2. When play between poker players gets intense on the World Poker Tour, commentator Mike Sexton likes to say the competitors are "bare-knuckled in the center of the ring", an allusion to when boxers dueled without gloves on, once common, now rare.
Mike Sexton's metaphor was an apt one for today's basketball clash in Ann Arbor between the Wisconsin Badgers and the Michigan Wolverines. The referees gave the players room to bang on each other, play physical defense, and didn't impede the flow of the game by calling inconsequential physical contact between players. Unfortunately for Wisconsin, even with the looser officiating, their brilliant low post player, Ethan Happ, was whistled for his third foul early in the second half and had to take an extended and involuntary sabbatical and, when he returned to the game, was unable to dazzle the Wolverines with his interior spin moves and acrobatic shots the way he had in the first half. Having to ride the pine dislodged his equilibrium and disrupted his rhythm.
But, Michigan's low post giant, Happ's counterpart, Jon Teske, turned in a superb performance and, in the second stanza, Charles Matthews awakened from hibernation and poured in sixteen second half points. Michigan won this bruising contest, 61-52.
After the game, Ethan Happ, looking ahead, I imagine, to the season ending Big Ten Conference tournament said to Michigan coach John Beilein, "I hope to see you again this season" and Coach Beilein quipped back, "No Ethan. I don't want to see you again the rest of my life."
I'm sure every Wisconsin opponent agrees with Coach Beilein.

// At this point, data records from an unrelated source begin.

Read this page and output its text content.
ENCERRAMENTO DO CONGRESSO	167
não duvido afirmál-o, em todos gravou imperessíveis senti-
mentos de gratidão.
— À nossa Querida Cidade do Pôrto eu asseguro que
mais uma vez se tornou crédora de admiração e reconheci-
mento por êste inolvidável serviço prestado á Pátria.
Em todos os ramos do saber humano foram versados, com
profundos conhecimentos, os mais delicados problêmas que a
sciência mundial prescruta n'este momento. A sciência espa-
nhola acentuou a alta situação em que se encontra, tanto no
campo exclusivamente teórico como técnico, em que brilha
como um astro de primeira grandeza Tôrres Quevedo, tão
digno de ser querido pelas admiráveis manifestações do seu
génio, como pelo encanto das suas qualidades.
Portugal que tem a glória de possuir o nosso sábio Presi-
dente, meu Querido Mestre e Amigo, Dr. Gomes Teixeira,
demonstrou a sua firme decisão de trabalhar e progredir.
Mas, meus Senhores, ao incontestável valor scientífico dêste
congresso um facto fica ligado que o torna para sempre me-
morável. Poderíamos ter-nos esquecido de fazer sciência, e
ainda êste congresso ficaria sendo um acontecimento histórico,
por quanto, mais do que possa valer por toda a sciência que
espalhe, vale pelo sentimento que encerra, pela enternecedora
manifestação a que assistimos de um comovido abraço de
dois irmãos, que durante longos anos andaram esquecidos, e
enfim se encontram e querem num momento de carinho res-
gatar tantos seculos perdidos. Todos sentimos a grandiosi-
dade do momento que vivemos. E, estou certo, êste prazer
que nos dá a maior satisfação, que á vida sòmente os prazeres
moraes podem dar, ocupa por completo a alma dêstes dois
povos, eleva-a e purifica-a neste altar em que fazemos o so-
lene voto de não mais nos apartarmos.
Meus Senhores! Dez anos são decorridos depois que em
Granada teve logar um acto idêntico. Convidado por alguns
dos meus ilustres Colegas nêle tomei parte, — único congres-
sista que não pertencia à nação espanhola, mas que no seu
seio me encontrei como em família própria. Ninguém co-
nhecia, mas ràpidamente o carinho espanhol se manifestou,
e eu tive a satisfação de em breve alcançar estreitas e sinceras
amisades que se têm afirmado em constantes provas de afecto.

3. Against Marquette in Milwaukee this afternoon, Villanova, a team that normally feasts on scoring from beyond the three point arc, starved themselves from out there today. Shots clanked, rimmed out, fell short, and caromed wildly off the iron and it looked like Villanova's undefeated conference record was in jeopardy. Marquette marksman Markus Howard and his backcourt running mate, Sacar Anim, dropped shots from outside, inside, and mid-range. But, Villanova gathered itself and staged a comeback as senior guard Phil Booth took over the late stages of the game with a string of timely baskets. Down a point with 14 seconds remaining, Villanova put the game's outcome in Phil Booth's hands. It looked like he had a clear lane to the basket with about four seconds left, but that lane got cut off by Marquette's Ed Morrow and, uncharacteristically, the usually cool Phil Booth seemed disoriented, got trapped under the basket, desperately heaved the ball to Jermaine Samuels who hoisted up a wild off-balance line drive that never had a prayer and Marquette won 66-65. Its boisterous fans went bonkers.
Later in the afternoon, Duke went bonkers, draining three point shot after three point shot -- the supposed weakness of their offense -- and vanquished Virginia, 81-71.
In the evening, I went over to Christy and Everett's for a bowl of hearty and delicious beef barley soup and watched Gonzaga make their longtime West Coast Conference rival, the St. Mary's Gaels, look like the St. Maries Lumberjacks of Idaho's high school 2A Central Idaho Conference. The Zags blasted to a thirty-three point halftime lead and humiliated the Gaels by a final score of 94-46.